Mousavi and Karroubi: Time to End the House Arrest
Leaders of the Green Movement, Mir Hossein Mousavi, Mehdi Karroubi, and Zahra Rahnavard have been in house arrest since February 2011. Now, the three are back in spotlight ahead of the next presidential election to be held in June 2013.
Recently, The United Nations Working Group on Arbitrary Detention (WGAD) asked the Iranian government to release them. The working group stated that the government has held the opposition leaders without charges or a trial and so “violated international human rights law [and] also Iranian laws.”
As Radio Zamaneh [fa] reports, a representative in Iran’s parliament Ali Motahhari stated that Mousavi and Karroubi should be given the right to speak in an open court and explain the truth:
“If Mousavi and Karroubi are convicted, then the Guardian Council must decide how someone who served as the prime minister for eight years and another who was speaker of parliament in two parliaments turned out this way… they must be heard and judged.”
Habibollah Askar Oladi, a senior Iranian politician, stated multiple times in previous weeks that he does not consider Mousavi and Karroubi as “leaders of sedition,” Iran Emrooz [fa] reports.

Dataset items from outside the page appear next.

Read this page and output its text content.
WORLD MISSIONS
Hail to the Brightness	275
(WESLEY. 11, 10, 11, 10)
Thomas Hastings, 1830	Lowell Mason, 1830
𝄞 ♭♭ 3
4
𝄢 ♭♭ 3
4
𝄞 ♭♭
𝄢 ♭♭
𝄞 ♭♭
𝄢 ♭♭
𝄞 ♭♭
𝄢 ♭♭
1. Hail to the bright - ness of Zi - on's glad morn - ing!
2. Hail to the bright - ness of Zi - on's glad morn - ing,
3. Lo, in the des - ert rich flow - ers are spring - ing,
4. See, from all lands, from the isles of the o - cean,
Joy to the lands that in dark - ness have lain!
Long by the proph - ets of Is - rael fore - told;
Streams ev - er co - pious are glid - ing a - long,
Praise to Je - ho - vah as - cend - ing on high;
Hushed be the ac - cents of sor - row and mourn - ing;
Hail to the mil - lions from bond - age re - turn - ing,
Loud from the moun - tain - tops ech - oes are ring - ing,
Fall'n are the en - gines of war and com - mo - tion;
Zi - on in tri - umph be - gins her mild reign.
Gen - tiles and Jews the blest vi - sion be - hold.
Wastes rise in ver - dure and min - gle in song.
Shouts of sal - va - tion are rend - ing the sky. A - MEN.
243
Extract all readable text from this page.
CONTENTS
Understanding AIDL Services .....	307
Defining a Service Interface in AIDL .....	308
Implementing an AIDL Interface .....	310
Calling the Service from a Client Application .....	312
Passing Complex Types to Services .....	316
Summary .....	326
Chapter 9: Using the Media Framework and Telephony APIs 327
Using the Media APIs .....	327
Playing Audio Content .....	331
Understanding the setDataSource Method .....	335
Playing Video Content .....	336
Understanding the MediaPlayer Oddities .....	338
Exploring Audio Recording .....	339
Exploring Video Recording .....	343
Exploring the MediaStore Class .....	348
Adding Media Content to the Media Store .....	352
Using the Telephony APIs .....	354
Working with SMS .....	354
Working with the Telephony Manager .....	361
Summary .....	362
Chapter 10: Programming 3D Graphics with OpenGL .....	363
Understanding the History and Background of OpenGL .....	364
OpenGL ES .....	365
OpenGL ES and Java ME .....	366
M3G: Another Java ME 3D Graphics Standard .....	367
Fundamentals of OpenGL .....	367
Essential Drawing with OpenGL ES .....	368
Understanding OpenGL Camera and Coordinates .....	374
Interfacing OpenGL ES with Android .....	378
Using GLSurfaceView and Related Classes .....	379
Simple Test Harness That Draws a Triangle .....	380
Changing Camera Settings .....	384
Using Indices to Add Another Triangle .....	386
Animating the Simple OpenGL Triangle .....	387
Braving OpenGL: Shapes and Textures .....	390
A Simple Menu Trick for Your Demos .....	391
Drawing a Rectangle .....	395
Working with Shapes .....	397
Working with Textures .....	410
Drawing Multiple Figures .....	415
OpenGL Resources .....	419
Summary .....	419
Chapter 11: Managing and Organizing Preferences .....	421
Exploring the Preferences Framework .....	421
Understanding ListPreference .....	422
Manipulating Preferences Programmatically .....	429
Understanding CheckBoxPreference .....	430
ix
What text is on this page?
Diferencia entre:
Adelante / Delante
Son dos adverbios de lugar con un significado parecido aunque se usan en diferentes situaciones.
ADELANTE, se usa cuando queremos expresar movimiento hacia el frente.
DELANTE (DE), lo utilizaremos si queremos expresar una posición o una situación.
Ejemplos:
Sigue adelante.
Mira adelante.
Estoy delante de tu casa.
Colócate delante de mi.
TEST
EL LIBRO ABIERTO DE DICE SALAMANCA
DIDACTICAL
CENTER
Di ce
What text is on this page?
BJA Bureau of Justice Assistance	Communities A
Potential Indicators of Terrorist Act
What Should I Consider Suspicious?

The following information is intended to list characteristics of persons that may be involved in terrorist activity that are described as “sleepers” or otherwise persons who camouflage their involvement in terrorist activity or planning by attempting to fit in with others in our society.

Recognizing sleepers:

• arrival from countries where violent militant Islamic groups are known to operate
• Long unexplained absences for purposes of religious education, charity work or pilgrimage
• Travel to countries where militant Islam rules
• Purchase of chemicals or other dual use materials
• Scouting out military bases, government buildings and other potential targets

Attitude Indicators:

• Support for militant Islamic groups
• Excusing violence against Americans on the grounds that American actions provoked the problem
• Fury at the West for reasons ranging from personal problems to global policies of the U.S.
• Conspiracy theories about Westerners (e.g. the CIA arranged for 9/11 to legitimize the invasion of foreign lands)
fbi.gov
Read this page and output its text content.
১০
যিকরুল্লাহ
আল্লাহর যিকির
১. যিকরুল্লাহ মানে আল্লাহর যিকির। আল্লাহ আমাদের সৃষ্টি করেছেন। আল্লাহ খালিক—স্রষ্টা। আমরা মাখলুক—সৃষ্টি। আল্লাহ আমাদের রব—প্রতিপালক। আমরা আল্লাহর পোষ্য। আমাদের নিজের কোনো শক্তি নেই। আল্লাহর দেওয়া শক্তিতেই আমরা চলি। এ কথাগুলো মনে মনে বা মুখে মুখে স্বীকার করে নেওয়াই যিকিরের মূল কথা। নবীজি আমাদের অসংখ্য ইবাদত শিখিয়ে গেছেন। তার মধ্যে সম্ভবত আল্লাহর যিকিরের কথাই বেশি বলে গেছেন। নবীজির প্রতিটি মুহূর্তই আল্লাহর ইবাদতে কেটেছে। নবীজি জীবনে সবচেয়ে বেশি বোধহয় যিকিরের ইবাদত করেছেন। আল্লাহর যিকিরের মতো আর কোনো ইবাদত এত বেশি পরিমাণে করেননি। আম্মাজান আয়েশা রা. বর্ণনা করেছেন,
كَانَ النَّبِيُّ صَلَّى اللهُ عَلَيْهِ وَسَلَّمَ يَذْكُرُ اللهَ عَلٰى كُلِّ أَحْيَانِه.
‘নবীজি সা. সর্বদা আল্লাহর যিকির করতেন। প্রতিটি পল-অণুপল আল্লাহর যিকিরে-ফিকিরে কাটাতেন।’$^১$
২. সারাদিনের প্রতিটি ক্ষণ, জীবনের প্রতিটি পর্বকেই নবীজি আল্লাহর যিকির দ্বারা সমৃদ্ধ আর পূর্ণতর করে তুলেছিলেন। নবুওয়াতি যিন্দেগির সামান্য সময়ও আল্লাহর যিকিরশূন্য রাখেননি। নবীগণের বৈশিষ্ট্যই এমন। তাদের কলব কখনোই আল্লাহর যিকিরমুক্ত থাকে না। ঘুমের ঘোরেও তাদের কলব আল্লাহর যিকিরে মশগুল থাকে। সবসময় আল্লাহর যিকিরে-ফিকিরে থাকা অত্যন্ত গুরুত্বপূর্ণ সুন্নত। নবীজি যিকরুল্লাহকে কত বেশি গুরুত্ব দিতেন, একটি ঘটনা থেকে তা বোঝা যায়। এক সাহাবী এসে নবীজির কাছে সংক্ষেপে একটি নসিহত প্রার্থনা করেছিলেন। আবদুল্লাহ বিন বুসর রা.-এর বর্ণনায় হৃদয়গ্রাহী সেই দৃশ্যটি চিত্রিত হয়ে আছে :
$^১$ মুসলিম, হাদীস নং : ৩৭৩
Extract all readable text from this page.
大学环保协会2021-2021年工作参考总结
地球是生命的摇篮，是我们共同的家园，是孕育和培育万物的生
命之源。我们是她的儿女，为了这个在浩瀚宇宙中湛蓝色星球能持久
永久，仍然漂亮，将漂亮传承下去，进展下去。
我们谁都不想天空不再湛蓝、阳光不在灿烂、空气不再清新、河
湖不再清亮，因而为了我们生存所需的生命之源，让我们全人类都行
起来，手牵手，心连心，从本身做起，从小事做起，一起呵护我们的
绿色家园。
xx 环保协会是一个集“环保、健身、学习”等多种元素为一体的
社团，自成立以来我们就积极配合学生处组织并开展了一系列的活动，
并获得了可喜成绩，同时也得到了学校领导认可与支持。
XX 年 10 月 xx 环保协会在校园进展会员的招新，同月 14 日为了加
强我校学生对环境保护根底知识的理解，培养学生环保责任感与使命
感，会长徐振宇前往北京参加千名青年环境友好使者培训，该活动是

These statements have caused different responses among authorities. We should wait and see if anything new happens to Mousavi, Karroubi, and Rahnavard before the next elections.
Delicate Attempts to Get Medicine to Iran
Sanctions have had serious effects on a number of Iranian patients. They are in need for life-saving drugs and sanctions are not helping them. Arseh Sevom has discussed the issue earlier, and the effects continue.
In a humanistic and artistic attempt, Canadian and Iranian Coalition for Peace addresses the problem. Watch the video here.
Do your part to lift the pain of sanctions on Iranian families.
Dear Catherine Ashton:
We, the undersigned, are concerned about the effects the implementation of sanctions are having on average Iranians. We are particularly concerned that items that are not sanctioned, such as medication and humanitarian goods are not reaching the people in Iran.
This is a time of great suffering in the region. We want to ensure that we are not further contributing to the suffering because of the denial of access to a payment channel for humanitarian items. We know the intention of the sanctions is to put pressure on Iran’s ruling elite. We worry that this is not the reality.
The brunt of the suffering falls on women and children and the most vulnerable in society. They suffer the consequences in very real ways. They lose their incomes, their homes, and their access to life-saving medication. Some of this suffering can be alleviated by facilitating the seamless implementation of the existing humanitarian exemptions. These include financial transactions related to medications, basic needs, and other items that are currently not sanctioned.
We ask the European Union to create a payment channel to accept transactions from Iran. This channel should be closely scrutinized. This will allow much needed financial transactions for medications and basic needs to take place.
It is crucial at this time when the people of Iran are desperately trying to make their own voices heard that we show we are listening. They went to the polls in an attempt to show their own government that they wanted reform and better relations with the outside world. We need to show we are listening.
Please help to avert a humanitarian disaster. Allow Iranians access to the international banking system to purchase medications and humanitarian goods.